Let’s break it down. In Moose Jaw, SK, I lived in 1 home; in Princeton, BC, 2; in Kamloops, BC, 5; in Auburn, WA, 1; back in Kamloops, 1; and now, back in Moose Jaw, 1. Are you still with me? That’s a total of 11 houses spread over 6 places. Which of these were homes? All of them.
As I reflect on the years spent in each, I remember both joy and sorrow in different proportions based on the season I was in at each. Deep depression. Mountaintop exhilaration. And, more often than not, the quotidian daily grind of simply living life.
In the early unsettled years, I looked to the future, wishing and hoping for something different that would make life “better” (whatever that means). It wasn’t until I endured a long season of darkness, that I learned contentment wasn’t dependent on a place or a person or circumstance. Contentment was a gift that came with maturity and wisdom and the knowledge that I was loved and had a unique purpose. Sure, at times, I grew (and grow) restless, but the mantra “bloom where you’re planted” took root and I realized contentment was, largely, dependent on me.
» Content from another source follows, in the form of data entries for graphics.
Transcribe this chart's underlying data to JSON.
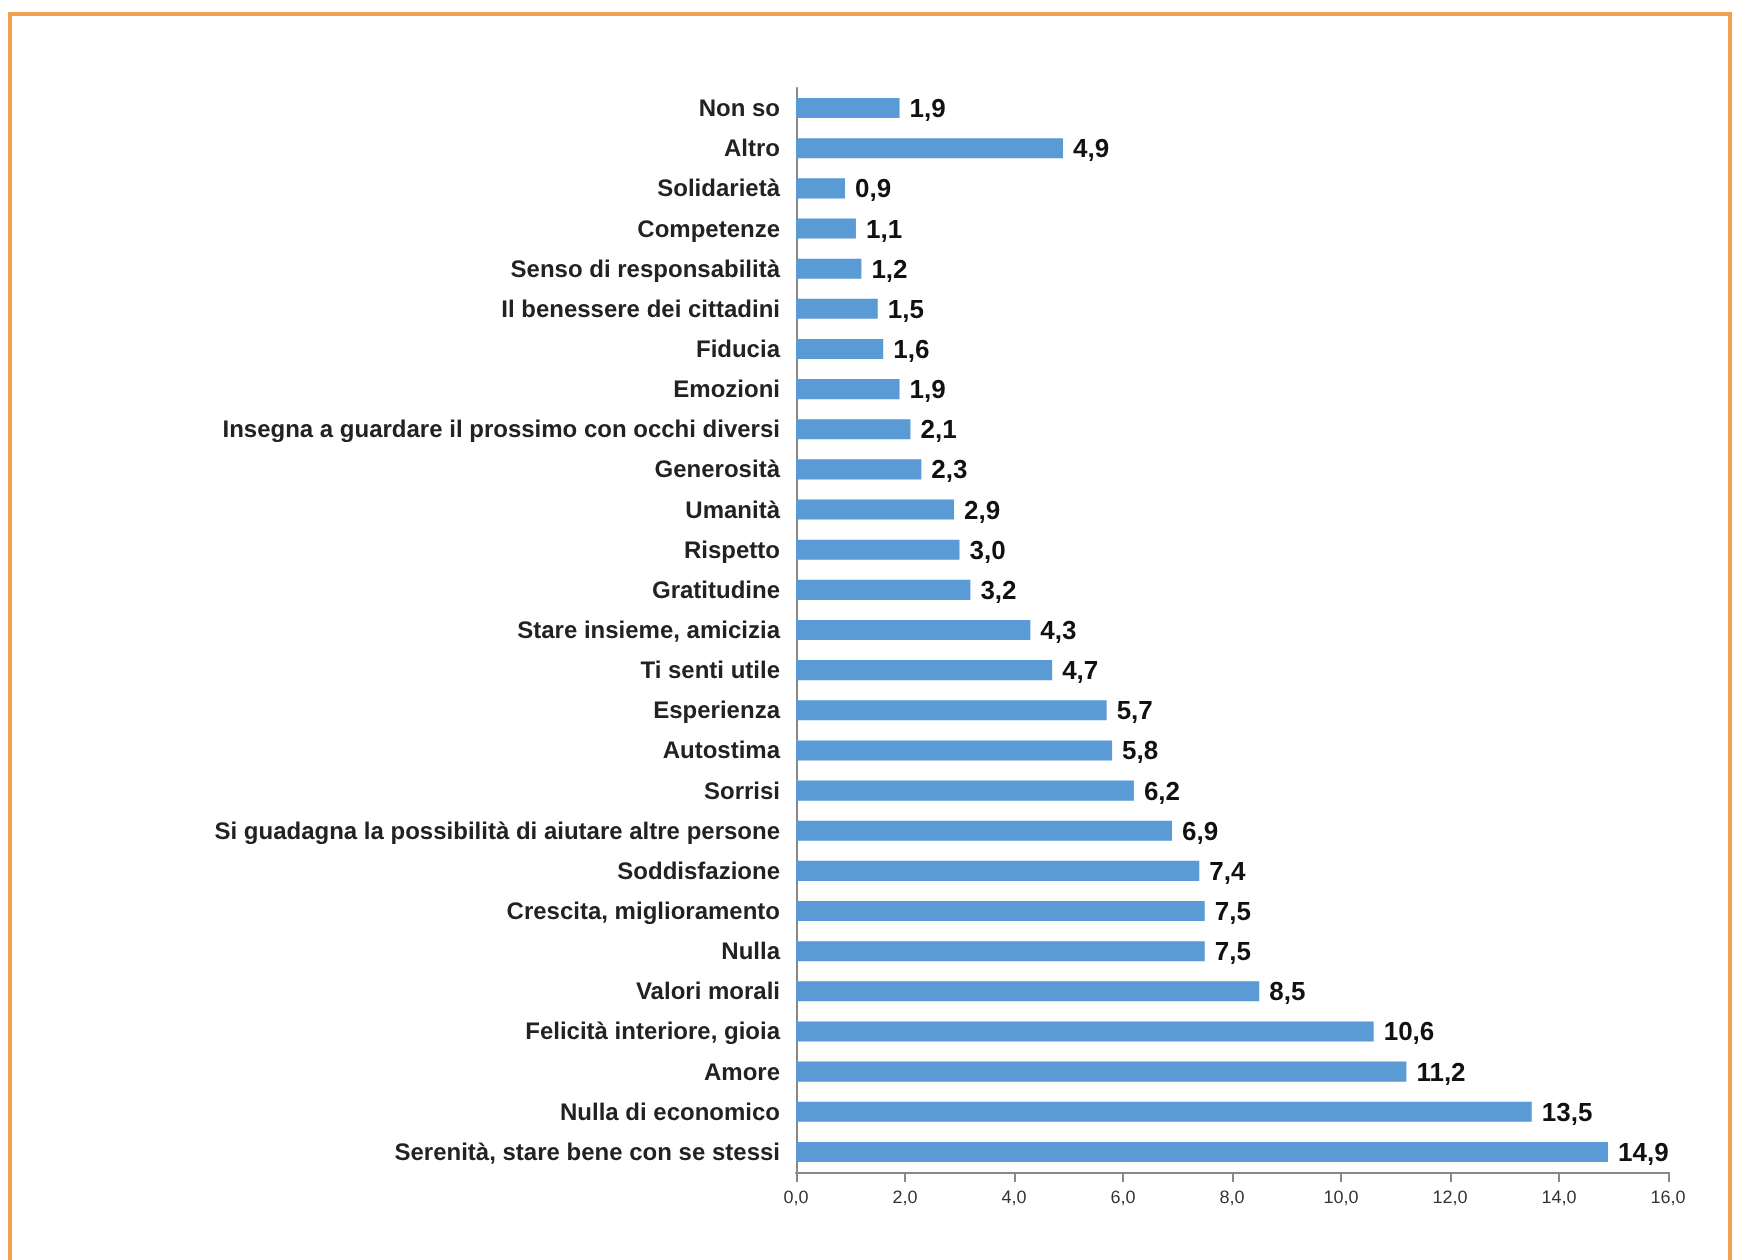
{
  "chart_data": {
    "type": "bar",
    "orientation": "horizontal",
    "categories": [
      "Non so",
      "Altro",
      "Solidarietà",
      "Competenze",
      "Senso di responsabilità",
      "Il benessere dei cittadini",
      "Fiducia",
      "Emozioni",
      "Insegna a guardare il prossimo con occhi diversi",
      "Generosità",
      "Umanità",
      "Rispetto",
      "Gratitudine",
      "Stare insieme, amicizia",
      "Ti senti utile",
      "Esperienza",
      "Autostima",
      "Sorrisi",
      "Si guadagna la possibilità di aiutare altre persone",
      "Soddisfazione",
      "Crescita, miglioramento",
      "Nulla",
      "Valori morali",
      "Felicità interiore, gioia",
      "Amore",
      "Nulla di economico",
      "Serenità, stare bene con se stessi"
    ],
    "values": [
      1.9,
      4.9,
      0.9,
      1.1,
      1.2,
      1.5,
      1.6,
      1.9,
      2.1,
      2.3,
      2.9,
      3.0,
      3.2,
      4.3,
      4.7,
      5.7,
      5.8,
      6.2,
      6.9,
      7.4,
      7.5,
      7.5,
      8.5,
      10.6,
      11.2,
      13.5,
      14.9
    ],
    "value_labels": [
      "1,9",
      "4,9",
      "0,9",
      "1,1",
      "1,2",
      "1,5",
      "1,6",
      "1,9",
      "2,1",
      "2,3",
      "2,9",
      "3,0",
      "3,2",
      "4,3",
      "4,7",
      "5,7",
      "5,8",
      "6,2",
      "6,9",
      "7,4",
      "7,5",
      "7,5",
      "8,5",
      "10,6",
      "11,2",
      "13,5",
      "14,9"
    ],
    "color": "#5b9bd5",
    "xlim": [
      0,
      16
    ],
    "xticks": [
      {
        "value": 0,
        "label": "0,0"
      },
      {
        "value": 2,
        "label": "2,0"
      },
      {
        "value": 4,
        "label": "4,0"
      },
      {
        "value": 6,
        "label": "6,0"
      },
      {
        "value": 8,
        "label": "8,0"
      },
      {
        "value": 10,
        "label": "10,0"
      },
      {
        "value": 12,
        "label": "12,0"
      },
      {
        "value": 14,
        "label": "14,0"
      },
      {
        "value": 16,
        "label": "16,0"
      }
    ],
    "grid": false
  }
}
It’s only been a short time but, having come full circle, I love calling Moose Jaw home again. Even so, there has already been sorrow here and there’s more to come. There’s nothing magic about this place (well, maybe a little 🙂 ).
I could choose to be content in any of the places I’ve lived were I forced to return (one would be more challenging than others, but the choice is mine to make) or somewhere I haven’t yet been to. There are positives and negatives about every place and season, and wisdom has taught me not to tie myself to places or things in the hope of finding peace. I won’t find it by chasing it.
With all of that said, I consider myself abundantly blessed to have the opportunity to return to Saskatchewan, a dream I’ve held in my heart for a half century and that I was on the cusp of releasing. I don’t take the gift lightly.
Life won’t be all sunshine and rainbows going forward, but I am home and I am content and, in these, feel like a wealthy woman, indeed. I believe that sentence could be true for me no matter where I lived, but I won’t deny it’s all the sweeter because I’m here.